A summary about the god of the Jews:

 

The idea of salvation that the Jews believe in and madly seek to realize urged them to imagine their god as a man of war in the first place.

 

Any person when faced by something unfamiliar to him will automatically compare it with what is familiar to him. A Muslim would be shocked and stunned on knowing (Yahweh) of the Torah that is completely different from Allah, the Merciful, the Gracious, the One, the Most Powerful, the Evil-Free, the Exalted, the Glorified, the Kind and the Loving of all His creatures.

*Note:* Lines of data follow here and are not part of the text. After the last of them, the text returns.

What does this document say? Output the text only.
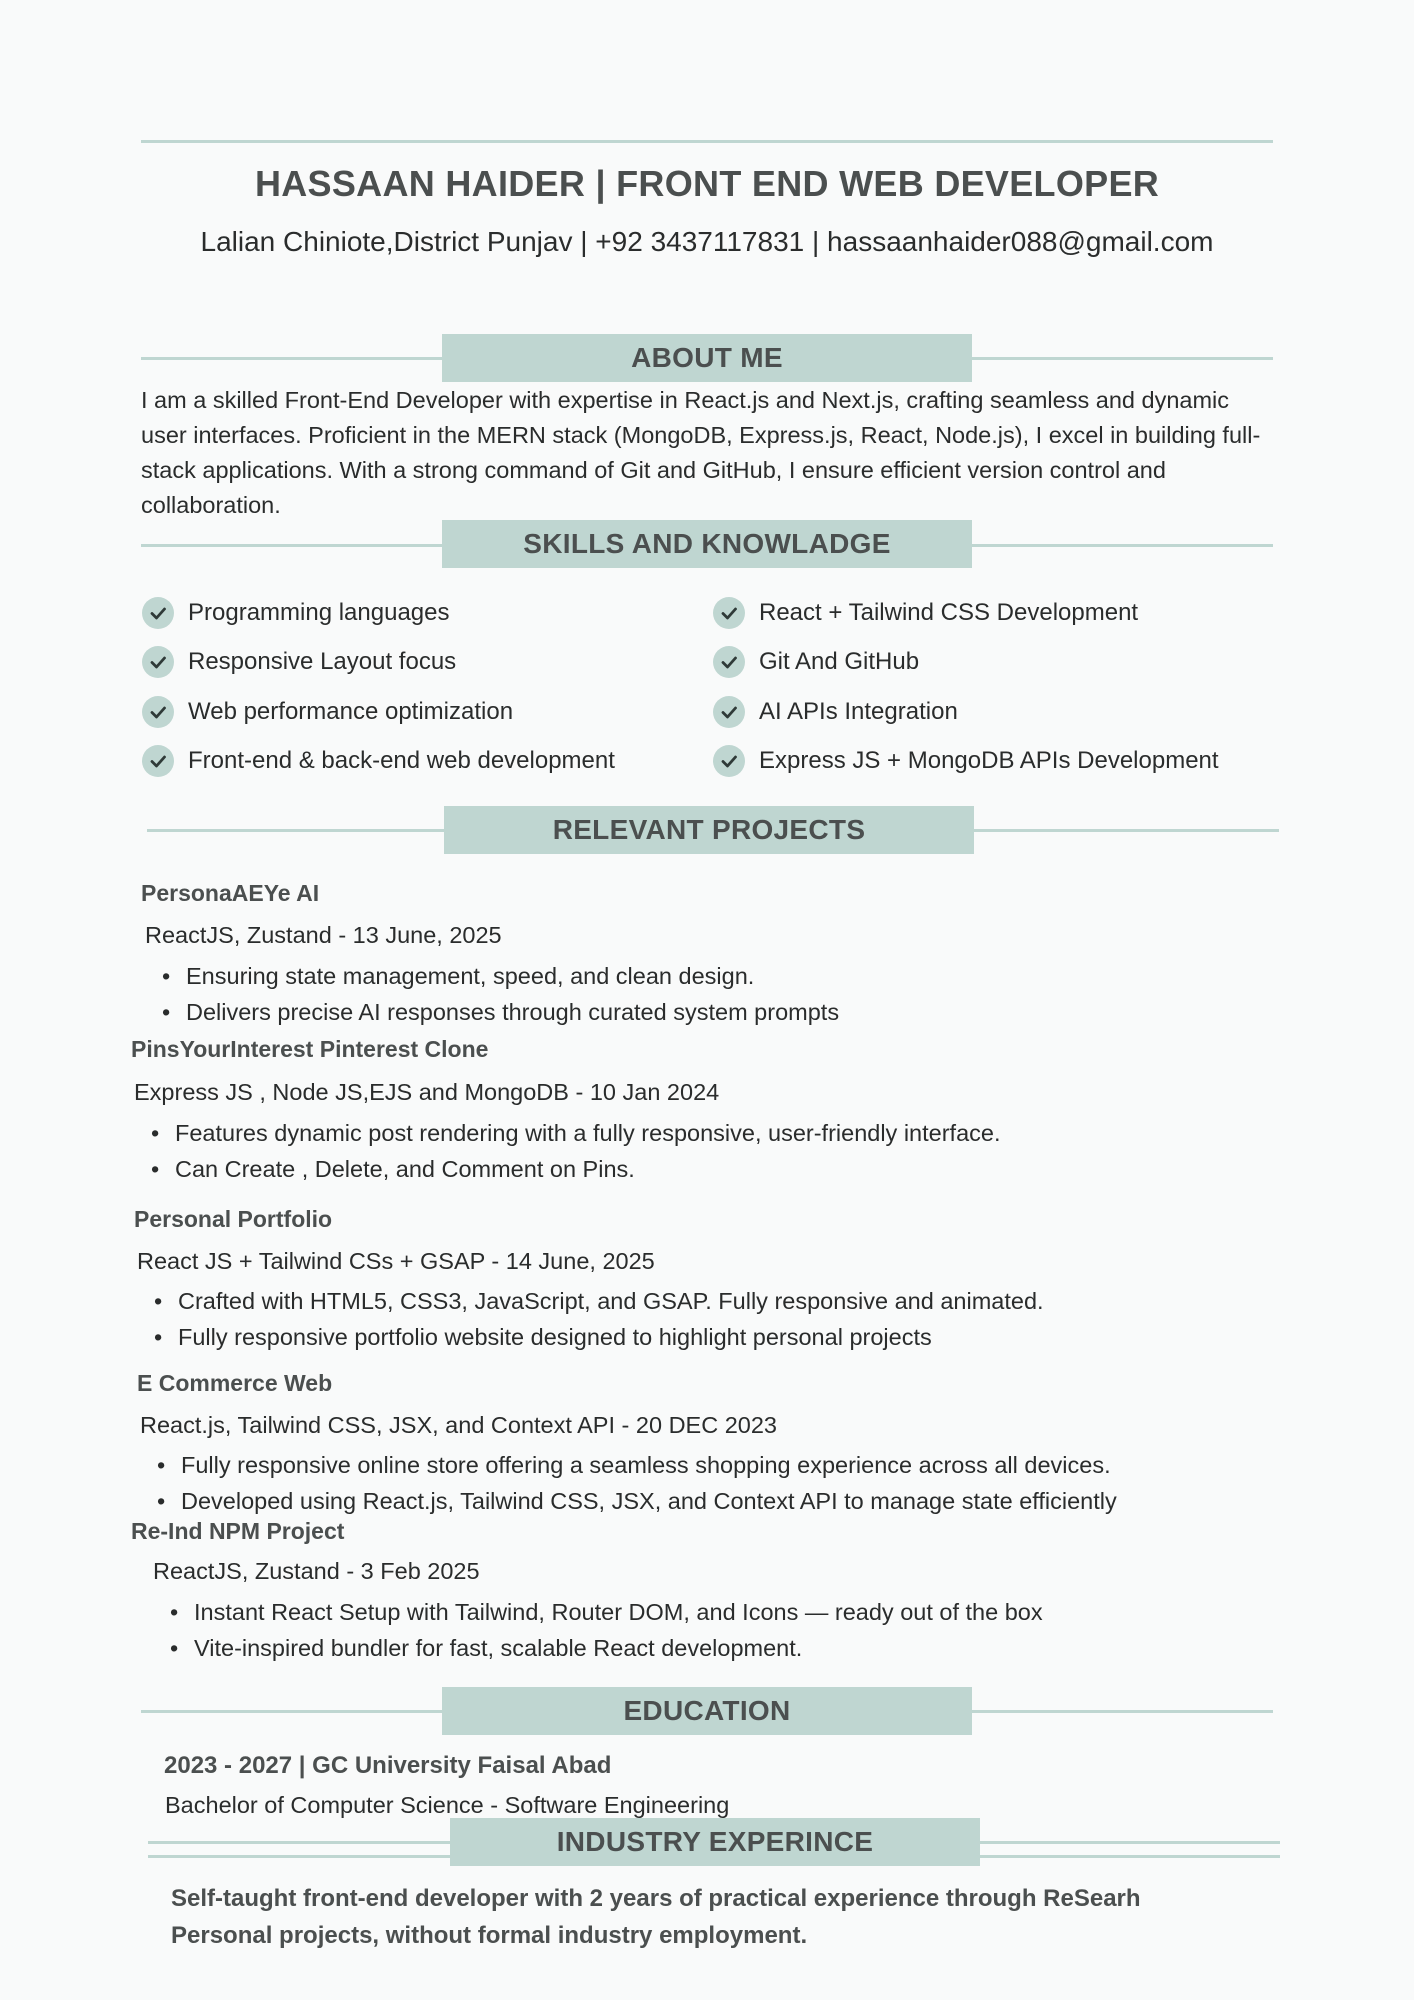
HASSAAN HAIDER | FRONT END WEB DEVELOPER
Lalian Chiniote,District Punjav | +92 3437117831 | hassaanhaider088@gmail.com
ABOUT ME
I am a skilled Front-End Developer with expertise in React.js and Next.js, crafting seamless and dynamic user interfaces. Proficient in the MERN stack (MongoDB, Express.js, React, Node.js), I excel in building full-stack applications. With a strong command of Git and GitHub, I ensure efficient version control and collaboration.
SKILLS AND KNOWLADGE
Programming languages
Responsive Layout focus
Web performance optimization
Front-end & back-end web development
React + Tailwind CSS Development
Git And GitHub
AI APIs Integration
Express JS + MongoDB APIs Development
RELEVANT PROJECTS
PersonaAEYe AI
ReactJS, Zustand - 13 June, 2025
• Ensuring state management, speed, and clean design.
• Delivers precise AI responses through curated system prompts
PinsYourInterest Pinterest Clone
Express JS , Node JS,EJS and MongoDB - 10 Jan 2024
• Features dynamic post rendering with a fully responsive, user-friendly interface.
• Can Create , Delete, and Comment on Pins.
Personal Portfolio
React JS + Tailwind CSs + GSAP - 14 June, 2025
• Crafted with HTML5, CSS3, JavaScript, and GSAP. Fully responsive and animated.
• Fully responsive portfolio website designed to highlight personal projects
E Commerce Web
React.js, Tailwind CSS, JSX, and Context API - 20 DEC 2023
• Fully responsive online store offering a seamless shopping experience across all devices.
• Developed using React.js, Tailwind CSS, JSX, and Context API to manage state efficiently
Re-Ind NPM Project
ReactJS, Zustand - 3 Feb 2025
• Instant React Setup with Tailwind, Router DOM, and Icons — ready out of the box
• Vite-inspired bundler for fast, scalable React development.
EDUCATION
2023 - 2027 | GC University Faisal Abad
Bachelor of Computer Science - Software Engineering
INDUSTRY EXPERINCE
Self-taught front-end developer with 2 years of practical experience through ReSearh Personal projects, without formal industry employment.
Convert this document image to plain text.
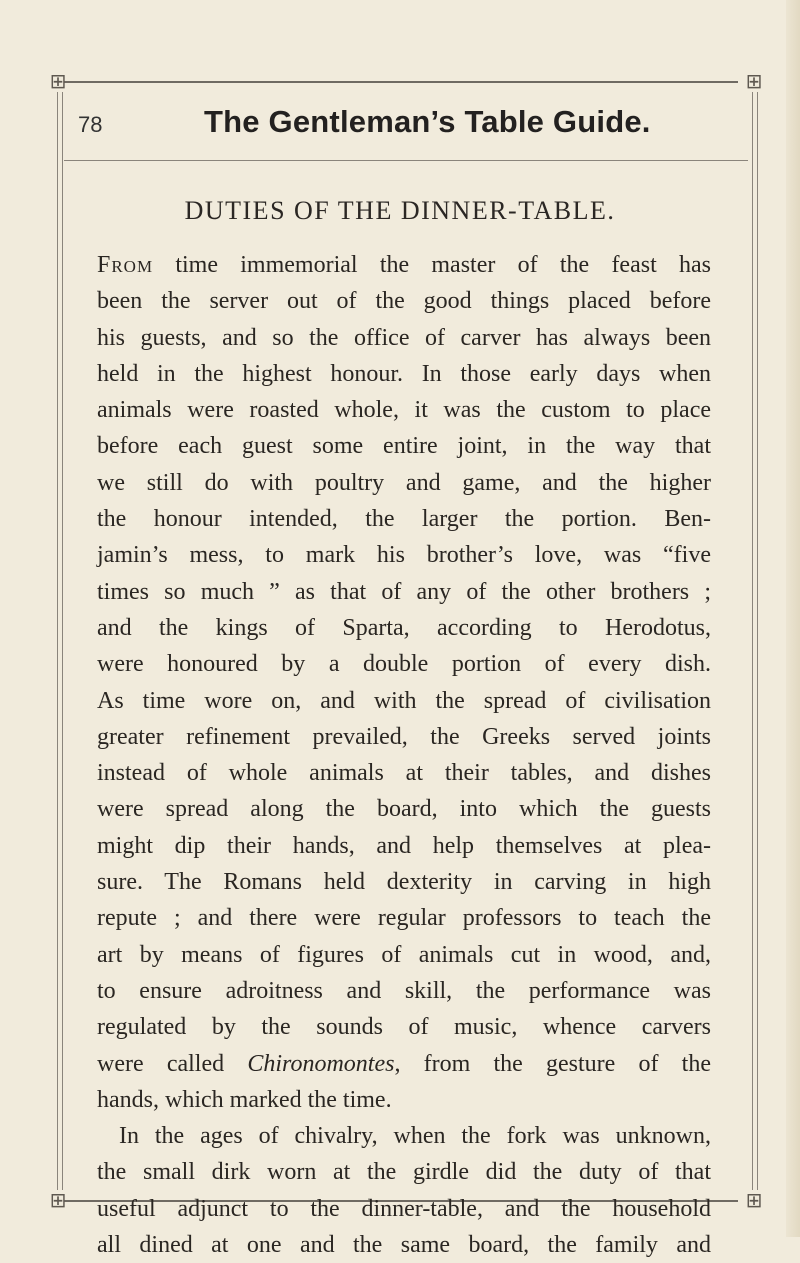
⊞	⊞
⊞	⊞
78	The Gentleman’s Table Guide.
DUTIES OF THE DINNER-TABLE.
From time immemorial the master of the feast has
been the server out of the good things placed before
his guests, and so the office of carver has always been
held in the highest honour. In those early days when
animals were roasted whole, it was the custom to place
before each guest some entire joint, in the way that
we still do with poultry and game, and the higher
the honour intended, the larger the portion. Ben-
jamin’s mess, to mark his brother’s love, was “five
times so much ” as that of any of the other brothers ;
and the kings of Sparta, according to Herodotus,
were honoured by a double portion of every dish.
As time wore on, and with the spread of civilisation
greater refinement prevailed, the Greeks served joints
instead of whole animals at their tables, and dishes
were spread along the board, into which the guests
might dip their hands, and help themselves at plea-
sure. The Romans held dexterity in carving in high
repute ; and there were regular professors to teach the
art by means of figures of animals cut in wood, and,
to ensure adroitness and skill, the performance was
regulated by the sounds of music, whence carvers
were called Chironomontes, from the gesture of the
hands, which marked the time.
In the ages of chivalry, when the fork was unknown,
the small dirk worn at the girdle did the duty of that
useful adjunct to the dinner-table, and the household
all dined at one and the same board, the family and
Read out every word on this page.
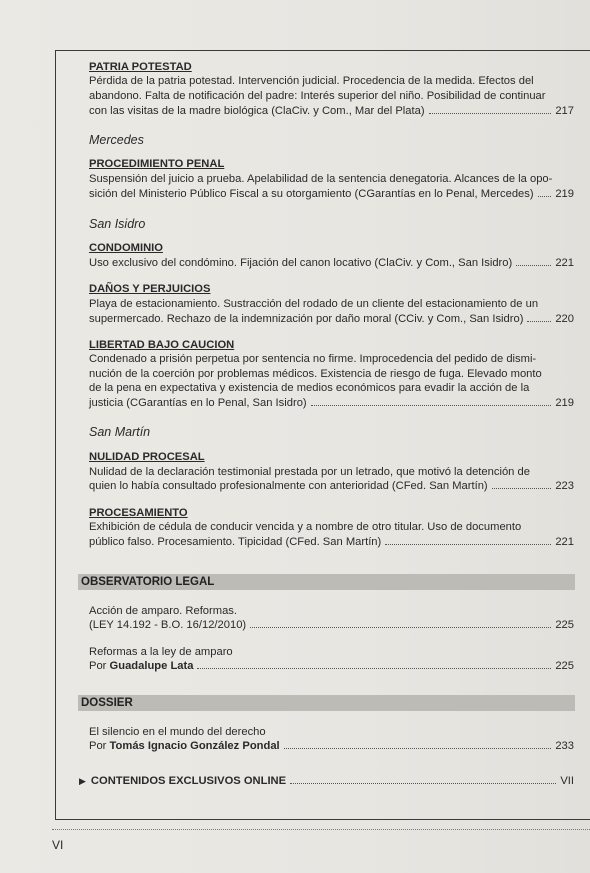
PATRIA POTESTAD
Pérdida de la patria potestad. Intervención judicial. Procedencia de la medida. Efectos del
abandono. Falta de notificación del padre: Interés superior del niño. Posibilidad de continuar
con las visitas de la madre biológica (ClaCiv. y Com., Mar del Plata)	217
Mercedes
PROCEDIMIENTO PENAL
Suspensión del juicio a prueba. Apelabilidad de la sentencia denegatoria. Alcances de la opo-
sición del Ministerio Público Fiscal a su otorgamiento (CGarantías en lo Penal, Mercedes) 219
San Isidro
CONDOMINIO
Uso exclusivo del condómino. Fijación del canon locativo (ClaCiv. y Com., San Isidro)	221
DAÑOS Y PERJUICIOS
Playa de estacionamiento. Sustracción del rodado de un cliente del estacionamiento de un
supermercado. Rechazo de la indemnización por daño moral (CCiv. y Com., San Isidro)	220
LIBERTAD BAJO CAUCION
Condenado a prisión perpetua por sentencia no firme. Improcedencia del pedido de dismi-
nución de la coerción por problemas médicos. Existencia de riesgo de fuga. Elevado monto
de la pena en expectativa y existencia de medios económicos para evadir la acción de la
justicia (CGarantías en lo Penal, San Isidro)	219
San Martín
NULIDAD PROCESAL
Nulidad de la declaración testimonial prestada por un letrado, que motivó la detención de
quien lo había consultado profesionalmente con anterioridad (CFed. San Martín)	223
PROCESAMIENTO
Exhibición de cédula de conducir vencida y a nombre de otro titular. Uso de documento
público falso. Procesamiento. Tipicidad (CFed. San Martín)	221
OBSERVATORIO LEGAL
Acción de amparo. Reformas.
(LEY 14.192 - B.O. 16/12/2010)	225
Reformas a la ley de amparo
Por Guadalupe Lata	225
DOSSIER
El silencio en el mundo del derecho
Por Tomás Ignacio González Pondal	233
▶ CONTENIDOS EXCLUSIVOS ONLINE	VII
VI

In contrast to this image, the Lord Yahweh is introduced in the text of the Torah as a fighter, a killer, sometimes hesitant and partial to a certain party, supporter of evil and evil-doers, prone to committing errors and never stable, capricious, quick-tempered, obsessed with the desire of vengeance and slaughter and nothing relieves his nerves but the smell of human sacrifices, etc. Here in the Torah we are not before a primitive state of consciousness reflected in legends, but before a defined and consciously planned function of this legendary structure that is called a religion. As this presents itself as a religion, it is consequently introduced as a working program legislating for daily life in all its details.

 

What is more dangerous is the existence of a group of human beings that believe in this religion and are eager to apply and implement its programs on earth. If it is said in the Torah that Allah created man in His own image, it is the Jew that created Yahweh and his avarice.” [1]


[1] Dabj,  Isma‘il,, Ta’ammulat fi al-Tawrat,  pp. 8-9, adapted.